In the book Red Hot and Holy, author Sera Beak talks about her personal spiritual journey. She had a PHD in philosophy, studied a variety of religions, and was looking for the proof somewhere on who had “the right answer” when it came to spirituality. She researched, studied, took courses, interviewed people and what she ended up realizing was, there is NO PROOF! Yep. You can’t find the truth, the perfect solution or the answer written anywhere. You must experience spirituality for yourself she found. It proved to be a very personal journey for each individual.
So what does experience “it” even mean? Experiencing it isn’t about getting another degree or waiting for things to show up in your life. It is about being in your body and living authentically through all the moments and emotions of life. Experiencing “it” means to allow yourself to be free to feel and embrace all that the world and your relationships can offer.
How many of us spend our lives trying to prove a point or prove someone else wrong? Or we do not want to take a risk because we can’t prove it is going to work? We need to surrender the ego and the need to know, and allow ourselves to feel what our heart is guiding us to do. This is true of all aspects of our lives. We all have societal, cultural, religious and familial belief structures that have been passed down that define our value and belief systems. We are taught that if it’s not in alignment with our belief system, then it is WRONG. It is hard to think that some things your faith or family taught you, are not really the truth. In fact, it is downright terrifying for many to think that.

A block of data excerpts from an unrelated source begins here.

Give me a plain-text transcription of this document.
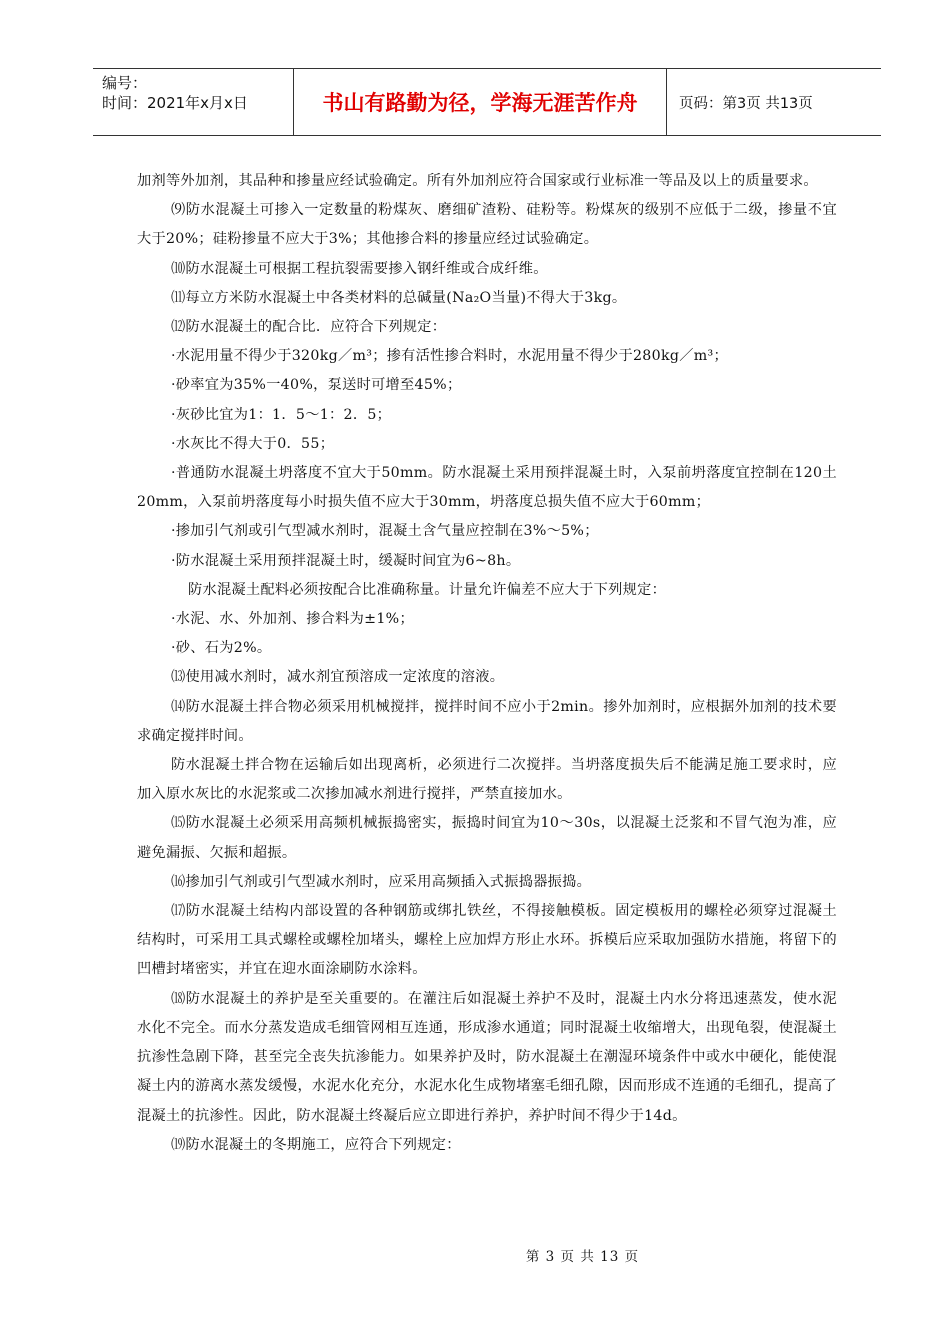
编号：
时间：2021年x月x日	书山有路勤为径，学海无涯苦作舟	页码：第3页 共13页

加剂等外加剂，其品种和掺量应经试验确定。所有外加剂应符合国家或行业标准一等品及以上的质量要求。

⑼防水混凝土可掺入一定数量的粉煤灰、磨细矿渣粉、硅粉等。粉煤灰的级别不应低于二级，掺量不宜大于20%；硅粉掺量不应大于3%；其他掺合料的掺量应经过试验确定。

⑽防水混凝土可根据工程抗裂需要掺入钢纤维或合成纤维。

⑾每立方米防水混凝土中各类材料的总碱量(Na₂O当量)不得大于3kg。

⑿防水混凝土的配合比．应符合下列规定：

·水泥用量不得少于320kg／m³；掺有活性掺合料时，水泥用量不得少于280kg／m³；

·砂率宜为35%一40%，泵送时可增至45%；

·灰砂比宜为1：1．5～1：2．5；

·水灰比不得大于0．55；

·普通防水混凝土坍落度不宜大于50mm。防水混凝土采用预拌混凝土时，入泵前坍落度宜控制在120土20mm，入泵前坍落度每小时损失值不应大于30mm，坍落度总损失值不应大于60mm；

·掺加引气剂或引气型减水剂时，混凝土含气量应控制在3%～5%；

·防水混凝土采用预拌混凝土时，缓凝时间宜为6~8h。

防水混凝土配料必须按配合比准确称量。计量允许偏差不应大于下列规定：

·水泥、水、外加剂、掺合料为±1%；

·砂、石为2%。

⒀使用减水剂时，减水剂宜预溶成一定浓度的溶液。

⒁防水混凝土拌合物必须采用机械搅拌，搅拌时间不应小于2min。掺外加剂时，应根据外加剂的技术要求确定搅拌时间。

防水混凝土拌合物在运输后如出现离析，必须进行二次搅拌。当坍落度损失后不能满足施工要求时，应加入原水灰比的水泥浆或二次掺加减水剂进行搅拌，严禁直接加水。

⒂防水混凝土必须采用高频机械振捣密实，振捣时间宜为10～30s，以混凝土泛浆和不冒气泡为准，应避免漏振、欠振和超振。

⒃掺加引气剂或引气型减水剂时，应采用高频插入式振捣器振捣。

⒄防水混凝土结构内部设置的各种钢筋或绑扎铁丝，不得接触模板。固定模板用的螺栓必须穿过混凝土结构时，可采用工具式螺栓或螺栓加堵头，螺栓上应加焊方形止水环。拆模后应采取加强防水措施，将留下的凹槽封堵密实，并宜在迎水面涂刷防水涂料。

⒅防水混凝土的养护是至关重要的。在灌注后如混凝土养护不及时，混凝土内水分将迅速蒸发，使水泥水化不完全。而水分蒸发造成毛细管网相互连通，形成渗水通道；同时混凝土收缩增大，出现龟裂，使混凝土抗渗性急剧下降，甚至完全丧失抗渗能力。如果养护及时，防水混凝土在潮湿环境条件中或水中硬化，能使混凝土内的游离水蒸发缓慢，水泥水化充分，水泥水化生成物堵塞毛细孔隙，因而形成不连通的毛细孔，提高了混凝土的抗渗性。因此，防水混凝土终凝后应立即进行养护，养护时间不得少于14d。

⒆防水混凝土的冬期施工，应符合下列规定：

第 3 页 共 13 页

Let me use my personal story as an example. I was taught that I had to always go to the bible to find PROOF of God’s message. There was a point in my journey where I questioned whether things showing up were from God or the Devil. Trust me when I say, I can understand if you feel the same way. I was raised in a devout Catholic family and my faith was the foundation of everything. If I listened to outside voices, I would get confused. Others would chastise me and tell me how wrong I was to think or believe new ideas showing up for me. There is one day I remember meeting two very lovely women and could feel their positive energy. Another woman approached me and told me to stay away from “those people”. Some faiths believe God warns us to stay away from psychic mediums because they are from the devil or a negative source. I remember going to the chapel to pray and asked for guidance. My thinking mind went home to research this PROOF in the bible for myself. I didn’t want to make the WRONG choice. A couple hours later a different friend of mine recommended that I meet with someone. It happened to be one of those ladies. I thank God for answering my prayers and it was in that moment, I KNEW to trust my heart and to STOP LOOKING for proof outside of myself. I didn’t need to find written proof anywhere and that God could answer my prayers in many different ways. I like to say that my “faith” or (belief system) held me back and yet my “faith” and (belief in a higher power) pulled me through.
As you see from my story, there is conflict here for many women. But what is important for women to understand is the need to know, the need to control our relationships and outcomes, may be what holds many of us back from true connection. This mindset issues will impact your romantic relationships. Do you ever find yourself looking for proof if your partner is “the one”? Or have you ever started a fight because your partner did not meet your expectations? Ever you ever felt like your intuition told you one thing, but logic, friends or family told you to doubt? This back and forth, looking for proof and approval outside of ourselves, may be the exact reason why we find certain types of relationships challenging.